# Extending R5 video without loosing settings



## hoodlum (Sep 6, 2020)

This is a much cleaner way of extending video on the R5 without loosing any settings. You just need to change the date and then do the battery reset. You don't loose the last recorded video and settings are kept intact. 









Canon EOS R5 / R6 overheating timers, workarounds, and Magic Lantern







www.eoshd.com


----------



## Jonathan Thill (Sep 6, 2020)

Oh man EOSHD folks are still looking for more ways to screw up their cameras... The stupid is strong on that site, or so I remember. 

I was banned for having an opinion not shared by the cult leader Andrew "Canon is out to screw us all" Reid.

Is anyone that owns the R5 and R6 actually still upset with the current state of the record times/recovery times?


----------



## SteveC (Sep 6, 2020)

Ramage said:


> Oh man EOSHD folks are still looking for more ways to screw up their cameras... The stupid is strong on that site, or so I remember.
> 
> I was banned for having an opinion not shared by the cult leader Andrew "Canon is out to screw us all" Reid.
> 
> Is anyone that owns the R5 and R6 actually still upset with the current state of the record times/recovery times?
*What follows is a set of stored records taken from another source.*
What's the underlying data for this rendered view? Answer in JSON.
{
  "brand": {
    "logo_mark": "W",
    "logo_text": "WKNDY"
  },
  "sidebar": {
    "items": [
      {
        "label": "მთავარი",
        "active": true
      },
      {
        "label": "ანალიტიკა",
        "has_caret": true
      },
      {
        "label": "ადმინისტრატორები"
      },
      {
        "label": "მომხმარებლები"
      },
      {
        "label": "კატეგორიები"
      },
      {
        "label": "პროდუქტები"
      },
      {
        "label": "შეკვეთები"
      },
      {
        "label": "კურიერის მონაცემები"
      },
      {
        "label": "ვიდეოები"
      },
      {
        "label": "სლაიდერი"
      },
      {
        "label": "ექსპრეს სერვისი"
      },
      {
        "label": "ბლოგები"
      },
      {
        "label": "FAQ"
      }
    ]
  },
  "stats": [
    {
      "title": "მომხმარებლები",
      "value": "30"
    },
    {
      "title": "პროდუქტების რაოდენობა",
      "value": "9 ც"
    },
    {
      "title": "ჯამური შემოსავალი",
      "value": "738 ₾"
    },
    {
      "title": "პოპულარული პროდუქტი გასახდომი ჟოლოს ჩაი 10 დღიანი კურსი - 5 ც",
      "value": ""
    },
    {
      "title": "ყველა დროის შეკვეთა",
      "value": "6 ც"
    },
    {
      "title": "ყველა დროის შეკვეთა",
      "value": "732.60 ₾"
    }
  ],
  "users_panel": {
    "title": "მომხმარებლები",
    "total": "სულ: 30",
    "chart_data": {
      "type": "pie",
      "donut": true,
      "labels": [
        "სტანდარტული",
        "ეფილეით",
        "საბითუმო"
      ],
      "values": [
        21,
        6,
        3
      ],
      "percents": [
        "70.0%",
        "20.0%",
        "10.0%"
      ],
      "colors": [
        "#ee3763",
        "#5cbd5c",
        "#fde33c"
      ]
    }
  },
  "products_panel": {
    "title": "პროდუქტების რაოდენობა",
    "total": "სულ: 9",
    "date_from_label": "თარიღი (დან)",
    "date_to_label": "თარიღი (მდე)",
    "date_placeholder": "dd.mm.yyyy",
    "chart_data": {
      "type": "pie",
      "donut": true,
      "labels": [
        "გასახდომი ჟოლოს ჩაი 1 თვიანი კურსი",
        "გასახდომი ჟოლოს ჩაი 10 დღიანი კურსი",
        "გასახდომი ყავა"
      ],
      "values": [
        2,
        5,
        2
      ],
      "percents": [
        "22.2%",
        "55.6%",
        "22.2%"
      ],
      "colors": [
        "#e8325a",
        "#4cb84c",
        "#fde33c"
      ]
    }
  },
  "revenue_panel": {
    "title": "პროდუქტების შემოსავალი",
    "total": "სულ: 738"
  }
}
I think most of the upset ones had a "send it back" tantrum and confidently predicted the market would soon be flooded by refurbs. Of course some of those people also claimed that used cameras were flooding the marketplace and when challenged never provided a link and denied ever saying so.


----------



## hoodlum (Sep 6, 2020)

hoodlum said:


> This is a much cleaner way of extending video on the R5 without loosing any settings. You just need to change the date and then do the battery reset. You don't loose the last recorded video and settings are kept intact.
> 
> 
> 
> ...



Someone in that thread just confirmed that it works with firmware 1.1 as well


----------